Homemade pork tenderloin, avocado, mayo and tomato sandwich
for 4 generous sandwiches
for the tenderloin,
- 1 pork tenderloin 500 grams or a pound
- 1 onion, chopped
- 1 tablespoon of Dijon mustard
- 1 tablespoon oil
- 2 cups boiling water
- salt, pepper and paprika to taste
- 2 egg yolks or 1 whole egg
- 2 teaspoons lemon juice
- 1 tablespoon white vinegar
- 1 / 2 teaspoon fine salt
- 2 pinches of sugar
- 1 cup vegetable oil
- 4 hamburger buns, lightly toasted
- 2 tomatoes, sliced
- 2 large or 4 medium avocados, mashed
- Prepare the tenderloins in advance, hopefully the day before. In a medium saucepan heat the oil over medium-high heat and brown the tenderloin on all sides, leaving about 2 minutes per side, add salt, pepper, paprika, onion, mustard and 2 cups of boiling water and cook over low heat 2 hours, until the loin is tender, adding more water if necessary, it should not dry. Let cool, remove the loin and cut into thin slices, do so against the direction of fibers grow and return meat to pan with the juices and onion.

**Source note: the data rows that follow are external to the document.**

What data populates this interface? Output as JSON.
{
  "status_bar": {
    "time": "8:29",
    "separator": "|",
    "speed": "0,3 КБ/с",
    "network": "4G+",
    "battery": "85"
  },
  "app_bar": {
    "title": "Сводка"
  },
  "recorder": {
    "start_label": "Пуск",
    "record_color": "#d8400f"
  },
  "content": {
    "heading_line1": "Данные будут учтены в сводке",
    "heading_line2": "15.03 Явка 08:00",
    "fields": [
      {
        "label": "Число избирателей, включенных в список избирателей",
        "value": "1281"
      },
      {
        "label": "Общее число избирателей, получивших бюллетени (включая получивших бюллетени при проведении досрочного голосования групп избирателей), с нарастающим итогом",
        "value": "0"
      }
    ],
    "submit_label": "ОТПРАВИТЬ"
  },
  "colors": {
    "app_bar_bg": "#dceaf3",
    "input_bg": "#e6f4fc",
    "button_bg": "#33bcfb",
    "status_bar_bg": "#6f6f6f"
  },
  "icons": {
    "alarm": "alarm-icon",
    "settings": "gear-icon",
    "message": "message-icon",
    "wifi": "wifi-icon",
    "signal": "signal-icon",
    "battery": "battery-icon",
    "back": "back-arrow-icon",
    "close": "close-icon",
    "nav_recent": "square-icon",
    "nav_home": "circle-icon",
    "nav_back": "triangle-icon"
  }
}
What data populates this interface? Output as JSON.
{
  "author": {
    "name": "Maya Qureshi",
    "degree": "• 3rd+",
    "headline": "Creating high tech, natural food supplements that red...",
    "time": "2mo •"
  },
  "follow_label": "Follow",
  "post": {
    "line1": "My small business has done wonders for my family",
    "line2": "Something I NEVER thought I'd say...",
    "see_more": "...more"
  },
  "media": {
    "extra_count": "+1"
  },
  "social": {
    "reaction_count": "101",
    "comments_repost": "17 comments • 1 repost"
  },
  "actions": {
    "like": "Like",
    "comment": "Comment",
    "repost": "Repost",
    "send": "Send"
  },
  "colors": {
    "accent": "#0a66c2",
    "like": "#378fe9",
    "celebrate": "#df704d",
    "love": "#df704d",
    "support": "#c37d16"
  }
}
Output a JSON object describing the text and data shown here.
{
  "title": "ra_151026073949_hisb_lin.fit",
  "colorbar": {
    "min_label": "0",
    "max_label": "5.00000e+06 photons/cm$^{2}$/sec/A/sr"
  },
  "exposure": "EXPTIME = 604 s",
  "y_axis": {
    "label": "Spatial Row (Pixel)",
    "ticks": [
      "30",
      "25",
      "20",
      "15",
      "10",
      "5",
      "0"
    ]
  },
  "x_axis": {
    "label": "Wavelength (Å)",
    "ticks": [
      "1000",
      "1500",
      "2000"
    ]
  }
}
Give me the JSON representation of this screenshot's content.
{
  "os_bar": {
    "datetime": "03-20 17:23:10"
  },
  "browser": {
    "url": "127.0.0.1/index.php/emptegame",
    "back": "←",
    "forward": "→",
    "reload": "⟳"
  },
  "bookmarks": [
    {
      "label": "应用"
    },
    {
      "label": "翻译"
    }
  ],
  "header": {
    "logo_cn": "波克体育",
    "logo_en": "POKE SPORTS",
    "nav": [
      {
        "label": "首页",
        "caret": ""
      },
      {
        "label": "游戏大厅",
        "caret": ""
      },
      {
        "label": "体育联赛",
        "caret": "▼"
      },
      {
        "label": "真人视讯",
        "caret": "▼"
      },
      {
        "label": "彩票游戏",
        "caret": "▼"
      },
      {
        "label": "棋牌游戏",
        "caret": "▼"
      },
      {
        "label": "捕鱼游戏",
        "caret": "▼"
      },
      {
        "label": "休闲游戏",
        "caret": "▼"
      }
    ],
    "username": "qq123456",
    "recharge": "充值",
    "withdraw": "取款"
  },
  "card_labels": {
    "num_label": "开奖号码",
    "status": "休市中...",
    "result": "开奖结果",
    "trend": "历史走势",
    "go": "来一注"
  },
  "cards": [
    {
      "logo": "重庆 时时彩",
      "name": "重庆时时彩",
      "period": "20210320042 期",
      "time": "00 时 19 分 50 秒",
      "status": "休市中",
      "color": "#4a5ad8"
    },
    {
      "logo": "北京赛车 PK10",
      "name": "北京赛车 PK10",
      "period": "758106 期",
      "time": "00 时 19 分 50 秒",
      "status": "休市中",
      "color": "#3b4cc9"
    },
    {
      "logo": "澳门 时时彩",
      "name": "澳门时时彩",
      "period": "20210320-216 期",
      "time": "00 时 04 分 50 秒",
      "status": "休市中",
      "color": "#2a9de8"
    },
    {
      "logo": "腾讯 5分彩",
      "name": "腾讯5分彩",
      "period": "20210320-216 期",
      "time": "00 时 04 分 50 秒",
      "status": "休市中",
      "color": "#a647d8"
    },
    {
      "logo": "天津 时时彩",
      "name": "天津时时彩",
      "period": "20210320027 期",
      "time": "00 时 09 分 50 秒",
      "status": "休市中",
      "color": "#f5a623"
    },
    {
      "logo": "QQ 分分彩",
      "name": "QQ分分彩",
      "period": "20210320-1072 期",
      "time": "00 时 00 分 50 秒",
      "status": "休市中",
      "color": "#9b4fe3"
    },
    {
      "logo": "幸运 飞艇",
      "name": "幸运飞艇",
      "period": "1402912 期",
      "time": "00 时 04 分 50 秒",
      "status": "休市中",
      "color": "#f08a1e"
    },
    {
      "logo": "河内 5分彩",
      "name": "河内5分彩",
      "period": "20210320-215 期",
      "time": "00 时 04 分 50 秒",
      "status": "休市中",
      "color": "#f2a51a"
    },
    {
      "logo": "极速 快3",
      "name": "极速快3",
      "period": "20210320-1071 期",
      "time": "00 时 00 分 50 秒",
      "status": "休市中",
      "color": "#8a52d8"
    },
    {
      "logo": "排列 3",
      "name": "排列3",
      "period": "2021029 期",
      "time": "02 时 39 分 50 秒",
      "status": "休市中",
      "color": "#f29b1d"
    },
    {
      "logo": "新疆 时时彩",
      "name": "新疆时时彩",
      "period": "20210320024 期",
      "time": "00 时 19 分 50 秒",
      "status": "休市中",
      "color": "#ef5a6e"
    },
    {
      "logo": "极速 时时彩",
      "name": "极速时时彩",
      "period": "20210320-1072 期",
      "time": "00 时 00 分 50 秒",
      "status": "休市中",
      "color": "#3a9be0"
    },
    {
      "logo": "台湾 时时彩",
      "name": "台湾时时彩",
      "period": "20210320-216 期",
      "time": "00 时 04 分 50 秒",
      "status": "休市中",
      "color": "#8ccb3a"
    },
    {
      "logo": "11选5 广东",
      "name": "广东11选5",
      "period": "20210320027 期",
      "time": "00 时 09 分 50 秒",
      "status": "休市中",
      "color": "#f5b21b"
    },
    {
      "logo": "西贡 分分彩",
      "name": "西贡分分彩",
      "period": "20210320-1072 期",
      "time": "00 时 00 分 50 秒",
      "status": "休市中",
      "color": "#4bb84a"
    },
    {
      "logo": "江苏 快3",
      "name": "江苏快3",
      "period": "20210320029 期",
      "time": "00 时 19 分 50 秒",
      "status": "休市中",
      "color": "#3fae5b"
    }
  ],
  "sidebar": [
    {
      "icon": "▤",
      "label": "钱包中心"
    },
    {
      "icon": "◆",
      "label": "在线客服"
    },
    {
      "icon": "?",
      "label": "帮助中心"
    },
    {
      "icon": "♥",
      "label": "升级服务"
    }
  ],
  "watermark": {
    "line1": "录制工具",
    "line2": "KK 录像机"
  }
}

- For the mayonnaise: Place egg in a bowl, add the salt and sugar and mix with the immersion blender, add half the lemon juice and vinegar and then without turning off the blender begin adding the oil in a thin drop, when half the cup of oil is add, add the other half of vinegar and lemon juice. Finish with the rest of the oil. Keep refrigerated for up to 2 weeks.
- To assemble the sandwiches lightly toast the bread open, put a layer of mayo in both halves then add the tenderloin, avocado and tomato, cover with half of bread and eat immediately.